Actualité récente : la semaine de l’unité
Réflexion sur l’unité des Chrétiens et la démarche oecuménique.
Que tous soient un !
Réponse à une blogueuse chrétienne, membre de la communauté « religions en liberté », et quelque peu déçue par l’oecuménisme…
La démarche oeucuménique part d’une intention généreuse et d’un ressenti juste : la division actuelle des Chrétiens est une souffrance et un contre-témoignage. Peut-on se réclamer du Christ Jésus et ne pas se sentir profondément blessé par ces ruptures et ces rivalités entre frères ? Peut-on se réclamer du Christ Jésus et ne pas aspirer du fond du cœur à la réconciliation et au rassemblement de la grande famille chrétienne ?
Je suis personnellement convaincu que la plupart des croyants investis dans la démarche œcuménique sont sincèrement désireux de retisser des liens entre frères divisés. Cependant, quelque chose semble ne pas « fonctionner » et l’œcuménisme nous apparaît aujourd’hui comme entré dans une sorte d’impasse. L’enthousiasme de beaucoup de cœurs c’est refroidit et le doute pointe son nez… Que se passe-t-il ?
L’unité des Chrétiens n’est pas une option, il s’agit de la volonté même de Dieu. Mais de quelle unité s’agit-il ?
Selon l’apôtre Jean, Jésus a lui-même prié pour l’unité de ceux qui croient en lui :
« Sanctifie-les dans la vérité : ta parole est vérité. Comme tu m’as envoyé dans le monde, moi aussi, je les ai envoyés dans le monde. Pour eux je me sanctifie moi-même, afin qu’ils soient, eux aussi, sanctifiés dans la vérité.
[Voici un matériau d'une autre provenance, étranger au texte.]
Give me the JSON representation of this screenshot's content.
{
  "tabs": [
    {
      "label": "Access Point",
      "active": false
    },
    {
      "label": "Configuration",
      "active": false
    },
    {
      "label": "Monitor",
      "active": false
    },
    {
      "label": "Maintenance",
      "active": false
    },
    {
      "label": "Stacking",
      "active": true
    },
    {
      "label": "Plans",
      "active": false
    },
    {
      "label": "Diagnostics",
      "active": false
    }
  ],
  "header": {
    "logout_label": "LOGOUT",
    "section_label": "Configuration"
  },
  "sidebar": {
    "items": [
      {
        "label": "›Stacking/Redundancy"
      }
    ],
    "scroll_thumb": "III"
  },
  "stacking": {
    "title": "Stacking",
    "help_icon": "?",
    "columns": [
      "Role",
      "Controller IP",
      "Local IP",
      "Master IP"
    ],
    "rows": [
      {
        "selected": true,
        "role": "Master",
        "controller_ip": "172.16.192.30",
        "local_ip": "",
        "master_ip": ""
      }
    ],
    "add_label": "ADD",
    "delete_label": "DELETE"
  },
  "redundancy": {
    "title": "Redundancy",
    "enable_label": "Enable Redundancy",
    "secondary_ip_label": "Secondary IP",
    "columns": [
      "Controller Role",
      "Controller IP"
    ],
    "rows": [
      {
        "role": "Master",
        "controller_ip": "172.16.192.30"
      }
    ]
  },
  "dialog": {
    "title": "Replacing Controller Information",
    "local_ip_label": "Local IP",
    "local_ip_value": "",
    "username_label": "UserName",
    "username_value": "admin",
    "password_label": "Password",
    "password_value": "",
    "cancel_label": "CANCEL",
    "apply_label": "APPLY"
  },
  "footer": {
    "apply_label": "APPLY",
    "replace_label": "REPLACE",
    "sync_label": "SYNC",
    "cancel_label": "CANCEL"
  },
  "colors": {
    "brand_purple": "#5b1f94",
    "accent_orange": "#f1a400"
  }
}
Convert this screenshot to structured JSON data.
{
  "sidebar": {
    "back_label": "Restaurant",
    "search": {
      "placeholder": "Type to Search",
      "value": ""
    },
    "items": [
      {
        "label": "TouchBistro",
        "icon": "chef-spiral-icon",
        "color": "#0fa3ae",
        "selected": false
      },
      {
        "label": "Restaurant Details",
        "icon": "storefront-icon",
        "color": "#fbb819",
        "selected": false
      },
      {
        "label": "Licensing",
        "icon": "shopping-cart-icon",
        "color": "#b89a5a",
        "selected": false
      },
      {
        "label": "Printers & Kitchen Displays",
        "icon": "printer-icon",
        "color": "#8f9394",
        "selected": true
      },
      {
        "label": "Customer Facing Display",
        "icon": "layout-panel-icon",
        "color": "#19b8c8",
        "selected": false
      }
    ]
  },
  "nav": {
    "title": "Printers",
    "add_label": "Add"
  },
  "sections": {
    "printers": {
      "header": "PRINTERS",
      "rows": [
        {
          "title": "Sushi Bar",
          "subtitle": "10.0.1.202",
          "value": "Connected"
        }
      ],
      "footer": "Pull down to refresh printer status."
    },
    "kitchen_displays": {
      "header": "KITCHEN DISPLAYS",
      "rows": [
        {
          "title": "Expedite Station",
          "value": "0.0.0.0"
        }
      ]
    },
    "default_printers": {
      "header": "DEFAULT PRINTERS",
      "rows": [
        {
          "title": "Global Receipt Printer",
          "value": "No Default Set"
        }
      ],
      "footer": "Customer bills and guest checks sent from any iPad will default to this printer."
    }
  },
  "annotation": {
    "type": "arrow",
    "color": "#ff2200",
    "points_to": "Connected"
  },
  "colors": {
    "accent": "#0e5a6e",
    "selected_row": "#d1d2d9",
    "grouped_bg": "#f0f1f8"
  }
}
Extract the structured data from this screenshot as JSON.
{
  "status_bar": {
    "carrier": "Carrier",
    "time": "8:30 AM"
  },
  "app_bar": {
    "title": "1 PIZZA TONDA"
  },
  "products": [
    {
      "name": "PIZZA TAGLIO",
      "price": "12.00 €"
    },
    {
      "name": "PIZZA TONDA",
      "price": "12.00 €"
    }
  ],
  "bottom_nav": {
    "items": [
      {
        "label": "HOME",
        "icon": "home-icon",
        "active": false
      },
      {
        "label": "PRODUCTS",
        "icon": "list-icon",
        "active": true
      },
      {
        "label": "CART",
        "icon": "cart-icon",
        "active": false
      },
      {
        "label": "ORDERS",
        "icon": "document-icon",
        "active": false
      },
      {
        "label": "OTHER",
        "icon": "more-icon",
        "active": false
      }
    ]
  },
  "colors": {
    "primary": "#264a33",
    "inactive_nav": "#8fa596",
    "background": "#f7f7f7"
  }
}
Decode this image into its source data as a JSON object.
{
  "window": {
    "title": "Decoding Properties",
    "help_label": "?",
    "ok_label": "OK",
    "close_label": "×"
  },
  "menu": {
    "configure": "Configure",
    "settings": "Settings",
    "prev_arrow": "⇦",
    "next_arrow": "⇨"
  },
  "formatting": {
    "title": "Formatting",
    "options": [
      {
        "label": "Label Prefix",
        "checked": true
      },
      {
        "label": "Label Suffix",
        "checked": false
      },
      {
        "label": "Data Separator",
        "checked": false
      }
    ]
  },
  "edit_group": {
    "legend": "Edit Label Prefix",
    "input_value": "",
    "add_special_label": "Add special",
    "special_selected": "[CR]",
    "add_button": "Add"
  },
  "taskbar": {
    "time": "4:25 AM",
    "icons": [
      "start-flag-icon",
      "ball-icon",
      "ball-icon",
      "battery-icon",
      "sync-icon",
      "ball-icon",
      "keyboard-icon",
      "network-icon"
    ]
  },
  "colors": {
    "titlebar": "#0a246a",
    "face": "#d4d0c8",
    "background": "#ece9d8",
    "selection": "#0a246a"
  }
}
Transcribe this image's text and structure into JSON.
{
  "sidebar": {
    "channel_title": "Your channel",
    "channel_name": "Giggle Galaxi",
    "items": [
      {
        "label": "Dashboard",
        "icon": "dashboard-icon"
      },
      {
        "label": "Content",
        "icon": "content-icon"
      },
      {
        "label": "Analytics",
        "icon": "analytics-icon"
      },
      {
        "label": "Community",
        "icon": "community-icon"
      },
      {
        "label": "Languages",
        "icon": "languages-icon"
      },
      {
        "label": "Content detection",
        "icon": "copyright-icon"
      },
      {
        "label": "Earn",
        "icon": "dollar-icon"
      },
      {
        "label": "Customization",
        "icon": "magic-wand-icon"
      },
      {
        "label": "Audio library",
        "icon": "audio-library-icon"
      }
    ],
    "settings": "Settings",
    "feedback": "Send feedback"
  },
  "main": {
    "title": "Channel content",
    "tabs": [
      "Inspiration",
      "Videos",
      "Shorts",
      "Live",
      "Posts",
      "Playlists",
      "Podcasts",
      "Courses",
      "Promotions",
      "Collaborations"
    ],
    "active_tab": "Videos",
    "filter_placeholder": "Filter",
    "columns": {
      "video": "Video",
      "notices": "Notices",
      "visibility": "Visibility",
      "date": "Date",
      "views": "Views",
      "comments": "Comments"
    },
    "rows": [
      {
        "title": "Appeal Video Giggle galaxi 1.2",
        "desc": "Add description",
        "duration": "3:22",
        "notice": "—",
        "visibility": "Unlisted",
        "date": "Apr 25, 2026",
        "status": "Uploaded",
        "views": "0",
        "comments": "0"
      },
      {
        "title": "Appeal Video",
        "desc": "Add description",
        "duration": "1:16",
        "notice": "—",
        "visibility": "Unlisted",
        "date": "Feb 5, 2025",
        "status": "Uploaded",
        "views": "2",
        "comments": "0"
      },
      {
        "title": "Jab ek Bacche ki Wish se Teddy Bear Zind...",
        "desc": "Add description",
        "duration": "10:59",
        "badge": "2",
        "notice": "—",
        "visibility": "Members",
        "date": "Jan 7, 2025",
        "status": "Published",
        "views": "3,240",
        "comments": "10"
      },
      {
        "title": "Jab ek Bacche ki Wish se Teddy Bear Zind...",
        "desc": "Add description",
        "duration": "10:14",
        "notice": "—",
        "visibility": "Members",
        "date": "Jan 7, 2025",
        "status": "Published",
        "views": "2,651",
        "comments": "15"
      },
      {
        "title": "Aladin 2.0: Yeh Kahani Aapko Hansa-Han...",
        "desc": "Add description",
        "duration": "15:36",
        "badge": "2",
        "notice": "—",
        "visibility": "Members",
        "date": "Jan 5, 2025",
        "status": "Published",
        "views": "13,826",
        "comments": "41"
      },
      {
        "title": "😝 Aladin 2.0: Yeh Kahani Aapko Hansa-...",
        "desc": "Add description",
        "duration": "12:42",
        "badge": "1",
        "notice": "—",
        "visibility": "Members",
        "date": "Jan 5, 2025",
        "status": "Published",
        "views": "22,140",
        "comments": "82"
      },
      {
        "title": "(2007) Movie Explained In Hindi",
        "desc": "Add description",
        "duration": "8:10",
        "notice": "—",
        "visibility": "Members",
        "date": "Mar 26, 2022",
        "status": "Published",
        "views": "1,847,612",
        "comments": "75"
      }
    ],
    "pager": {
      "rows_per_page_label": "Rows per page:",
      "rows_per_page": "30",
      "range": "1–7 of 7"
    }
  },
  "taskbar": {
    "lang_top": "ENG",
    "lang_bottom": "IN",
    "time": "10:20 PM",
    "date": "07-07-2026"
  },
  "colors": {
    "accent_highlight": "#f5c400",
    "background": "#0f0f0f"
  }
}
Je ne prie pas pour eux seulement, mais aussi pour ceux qui, grâce à leur parole, croiront en moi, afin que tous soient un. Comme toi, Père, tu es en moi et moi en toi, qu’eux aussi soient en nous, afin que le monde croie que tu m’as envoyé. Je leur ai donné la gloire que tu m’as donnée, pour qu’ils soient un comme nous sommes un: moi en eux et toi en moi, afin qu’ils soient parfaits dans l’unité, et que le monde reconnaisse que tu m’as envoyé et que tu les as aimés comme tu m’as aimé. » (Jean 17, 17-23)
Dans la prière rapportée par Jean, Jésus n’évoque pas cette unité en terme d’institution, de système, encore moins en terme de pouvoir. Jésus évoque l’unité en termes spirituels.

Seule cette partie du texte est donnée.